Secondo una nuova ricerca, gli scienziati hanno rilevato la “coscienza nascosta” in pazienti che giacevano immobili e non responsivi dopo lesioni traumatiche al cervello. In un futuro non troppo lontano, la scoperta potrebbe finalmente dare alle famiglie strazianti e ai medici in conflitto una base per rendere impossibile la determinazione che un paziente non ritorni mai.
La linea tra la vita e la morte e la definizione di “cervello morto” ha fatto a pezzi le famiglie, scatenato cause legali e frenesia dei media e confuso persino i migliori neuroscienziati.
I ricercatori della Columbia University hanno utilizzato una scansione cerebrale EEG e un sistema informatico avanzato per ascoltare sottili cenni neurali alla vita, e quelli con bassi livelli di attività, piuttosto che nessuno, hanno proceduto a recuperi molto più completi.
La scoperta suggerisce che l’EEG specializzato un giorno possa aiutare i medici a determinare quando un paziente non responsivo ha una ripresa al recupero e quando la migliore linea di condotta della famiglia è di dire addio.

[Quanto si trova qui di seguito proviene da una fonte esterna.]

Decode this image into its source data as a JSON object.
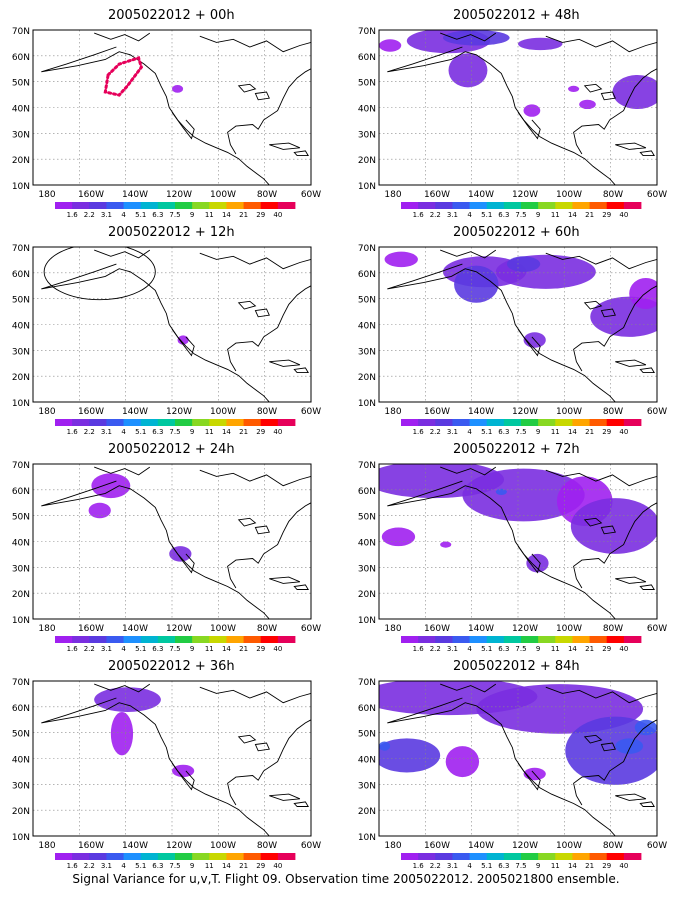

I ricercatori della Columbia hanno utilizzato una combinazione di un elettroencefalogramma (o elettroencefalogramma, che preleva attività elettrica nel cervello) e un programma di apprendimento automatico per valutare 104 pazienti.
Tutti i pazienti in terapia intensiva hanno recentemente subito un grave infortunio e sono rimasti incoscienti e insensibili. Dal punto di vista medico, la coscienza ha diversi livelli, con la mancanza di risposta efficace a zero. Per verificare se questo livello di coscienza di base è presente, i medici controlleranno se un paziente reagisce a qualsiasi segnale uditivo, visivo, tattile o doloroso. Un paziente subirà anche un test dell’attività cerebrale del cervello, che verifica se combatteranno o meno per respirare.
I test sono approfonditi, ma possono ancora essere traumatici e poco chiari per le famiglie che guardano la persona amata non come una serie di punti di dati clinici, ma come una persona, che sembra efficace e, fino a poco tempo fa, aveva ricordi, personalità e relazioni.
Ma ci può essere un lungo periodo di preparazione per questo test, e rimane molta incertezza su quanta parte dell’attività cerebrale di un paziente riesca a catturare.
“Uno dei problemi più difficili in terapia intensiva consiste nel prevedere il recupero, e non solo la sopravvivenza, per i pazienti che sono incoscienti dopo una lesione cerebrale,” ha affermato il dottor Jan Claassen, professore associato di neurologia alla Columbia University e autore principale dello studio.